Explanation: Correct answer: B. The student's error is equating "both populations still produce calls" with "the trait has not diverged." Presence of a trait is not the same as similarity in that trait. The call frequency ranges of the two populations (East Bank: 3,400–3,800 Hz; West Bank: 2,900–3,200 Hz) do not overlap at all, the lowest East Bank frequency (3,400 Hz) is still higher than the highest West Bank frequency (3,200 Hz). The trait has clearly diverged; the student is only noting that the general behavior (producing calls) is shared. (A) is incorrect for the same reason the student's original claim is incorrect: shared presence of a behavior does not mean the behavior is unchanged. (C) is incorrect; call frequency is a quantitative trait that can be compared numerically, and that comparison reveals meaningful divergence. (D) is incorrect; mating call frequency is heritable in most animals, and heritable variation is precisely what allows populations to diverge under selection or drift.

Question 5. If the river were to permanently dry up and the geographic barrier were removed, what would be the most likely long-term outcome, and what biological concept does this illustrate?

• A) Because post-zygotic isolation has already developed, gene flow would be limited even in secondary contact; natural selection may further strengthen pre-zygotic barriers through reinforcement, as individuals that mate within their own population produce more surviving offspring. ✓
• B) The two populations would immediately merge into a single population through unrestricted gene flow, reversing all divergence.
• C) The populations would hybridize freely and produce a new polyploid species with twice the chromosome number.
• D) The less fit of the two populations would go extinct within a single generation due to competitive exclusion once the river barrier was removed, because natural selection would immediately eliminate every individual carrying the less advantageous traits, at every locus involved.

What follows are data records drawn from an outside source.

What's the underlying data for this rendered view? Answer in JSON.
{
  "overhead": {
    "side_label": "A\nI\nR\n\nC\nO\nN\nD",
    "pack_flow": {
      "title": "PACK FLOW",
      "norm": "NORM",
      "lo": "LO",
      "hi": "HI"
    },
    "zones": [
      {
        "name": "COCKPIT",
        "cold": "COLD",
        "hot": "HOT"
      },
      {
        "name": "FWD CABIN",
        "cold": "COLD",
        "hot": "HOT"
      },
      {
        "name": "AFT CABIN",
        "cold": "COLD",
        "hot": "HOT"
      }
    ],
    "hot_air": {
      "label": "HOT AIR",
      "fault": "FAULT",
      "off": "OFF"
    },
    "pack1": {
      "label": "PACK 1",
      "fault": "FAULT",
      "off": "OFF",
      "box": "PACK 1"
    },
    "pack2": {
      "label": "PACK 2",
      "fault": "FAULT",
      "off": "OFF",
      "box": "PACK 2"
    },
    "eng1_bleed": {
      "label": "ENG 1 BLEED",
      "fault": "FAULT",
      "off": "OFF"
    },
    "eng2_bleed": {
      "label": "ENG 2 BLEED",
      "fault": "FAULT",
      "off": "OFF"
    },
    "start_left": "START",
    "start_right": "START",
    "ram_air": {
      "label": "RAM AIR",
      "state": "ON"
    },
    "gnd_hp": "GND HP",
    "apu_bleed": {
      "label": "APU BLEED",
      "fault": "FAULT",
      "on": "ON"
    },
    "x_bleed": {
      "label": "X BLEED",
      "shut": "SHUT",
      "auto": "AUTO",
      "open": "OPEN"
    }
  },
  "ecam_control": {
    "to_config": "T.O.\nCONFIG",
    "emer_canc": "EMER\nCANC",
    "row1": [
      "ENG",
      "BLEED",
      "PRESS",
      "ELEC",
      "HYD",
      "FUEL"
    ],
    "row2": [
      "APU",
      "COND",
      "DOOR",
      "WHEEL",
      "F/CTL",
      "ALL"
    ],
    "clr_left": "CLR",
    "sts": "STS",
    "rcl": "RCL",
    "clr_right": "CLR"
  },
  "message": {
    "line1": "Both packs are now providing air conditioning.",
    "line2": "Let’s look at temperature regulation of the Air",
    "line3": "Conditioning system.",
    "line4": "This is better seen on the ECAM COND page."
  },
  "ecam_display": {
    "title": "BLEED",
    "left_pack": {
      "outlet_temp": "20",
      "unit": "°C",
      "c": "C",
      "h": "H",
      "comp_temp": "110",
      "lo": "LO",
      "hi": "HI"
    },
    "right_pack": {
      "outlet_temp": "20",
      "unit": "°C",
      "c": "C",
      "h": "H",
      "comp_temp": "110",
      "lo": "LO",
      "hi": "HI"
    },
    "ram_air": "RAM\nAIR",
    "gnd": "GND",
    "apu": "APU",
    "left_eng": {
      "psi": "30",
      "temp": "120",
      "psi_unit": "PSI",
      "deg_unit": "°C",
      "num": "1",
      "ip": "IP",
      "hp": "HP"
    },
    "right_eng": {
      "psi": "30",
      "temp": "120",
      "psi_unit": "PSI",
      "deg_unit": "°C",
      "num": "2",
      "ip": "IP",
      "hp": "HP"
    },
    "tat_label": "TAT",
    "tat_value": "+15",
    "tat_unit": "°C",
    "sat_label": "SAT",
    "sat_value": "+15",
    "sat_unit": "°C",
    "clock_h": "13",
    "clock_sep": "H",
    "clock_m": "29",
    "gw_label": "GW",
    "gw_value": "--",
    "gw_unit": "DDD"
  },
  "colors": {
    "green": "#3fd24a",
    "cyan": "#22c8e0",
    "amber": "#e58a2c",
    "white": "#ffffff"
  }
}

Explanation: Correct answer: A. Post-zygotic isolation (reduced hybrid fitness) limits gene flow even without a physical barrier, hybrids rarely survive to reproduce, so mating across populations yields few viable descendants. This substantially constrains gene flow in secondary contact. When two populations with incomplete reproductive isolation come into contact, selection can strengthen pre-zygotic barriers through reinforcement: individuals that mate within their own population leave more surviving descendants, so traits promoting within-population mate recognition are favored. (B) is incorrect because post-zygotic isolation prevents effective gene flow even without the river; the populations cannot simply merge. (C) is incorrect; polyploidy from hybrid offspring requires specific chromosomal events not described here, and reduced-fitness lizard hybrids do not become polyploid species. (D) is incorrect; competitive exclusion, if it occurs, unfolds over many generations, not one, and is not the primary concept illustrated.